NU Online News Service, Oct. 8, 8:28 a.m. – Texas Insurance Commissioner Jose Montemayor recently issued an emergency cease-and-desist order to stop Employers Mutual, L.L.C., from selling health insurance policies or collecting premiums in Texas after learning that the company has quit paying claims.
On Sept. 14, Texas Department of Insurance attorneys filed a notice of hearing with the State Office of Administrative Hearings seeking minimum fines of $1 million each and a cease-and-desist order against Employers Mutual, 18 other unlicensed entities and two unlicensed persons involved in an alleged illegal health insurance scheme.
“When the company stopped paying claims, it became apparent that we needed speedier action to prevent more Texans from falling victim to this unauthorized insurance scheme,” Sara Waitt, senior associate commissioner for Legal and Compliance, says.
Employers Mutual is a limited liability company of Carson City, Nevada. Also targeted in the insurance department’s action are William R. Kokott and Nicholas E. Angelos, who hold positions with that company; American Benefit Society of Turnersville, New Jersey; Sierra Administration Inc. of Reno, Nevada; and 16 purported trade or occupational association, according to the department.
The Texas department estimates that approximately 4,600 Texans are enrolled in the plan. Texas Department of Insurance is sending letters informing all of them that Montemayor has ordered Employers Mutual to stop collecting premiums. They also should seek other health insurance coverage as soon as possible, the department says.

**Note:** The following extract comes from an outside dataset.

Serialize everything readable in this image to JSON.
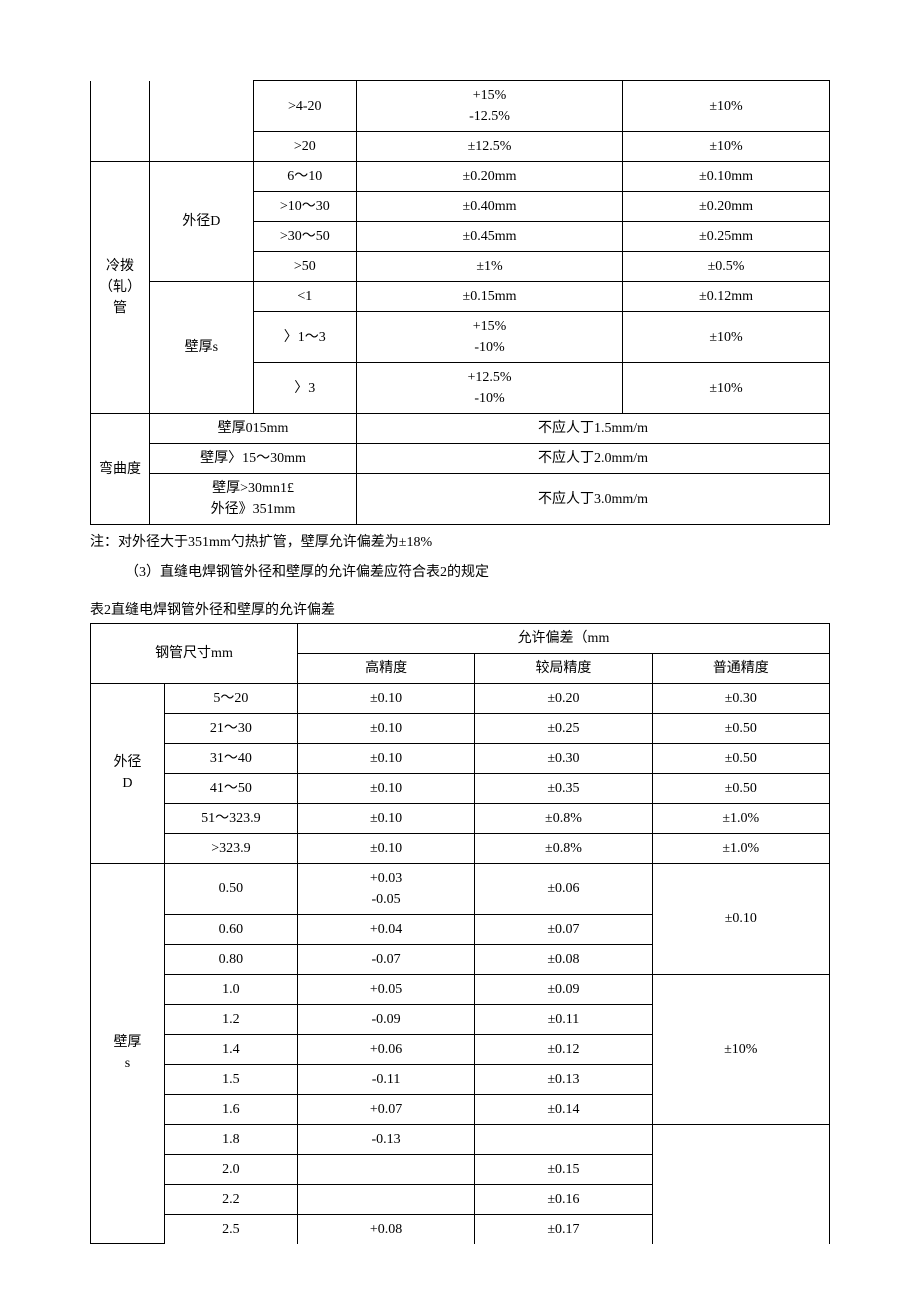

For further information, Employers Mutual enrollees may contact the department at 1-800-252-3439.
A hearing on TDI’s original petition for a permanent order and fines is scheduled for 9 a.m. Oct. 17 at the State Office of Administrative Hearings in Austin.
State insurance regulators in Colorado, Florida, Nevada and Oklahoma are taking action against some of the same entities and persons, the department says.
Texas Department of Insurance is considering taking disciplinary action against any licensed insurance agents whom sold the Employers Mutual health plan.
The department is seeking a civil penalty from each party of the greater amount of either $1 million or $10,000 for each act of violation and for each day of violation.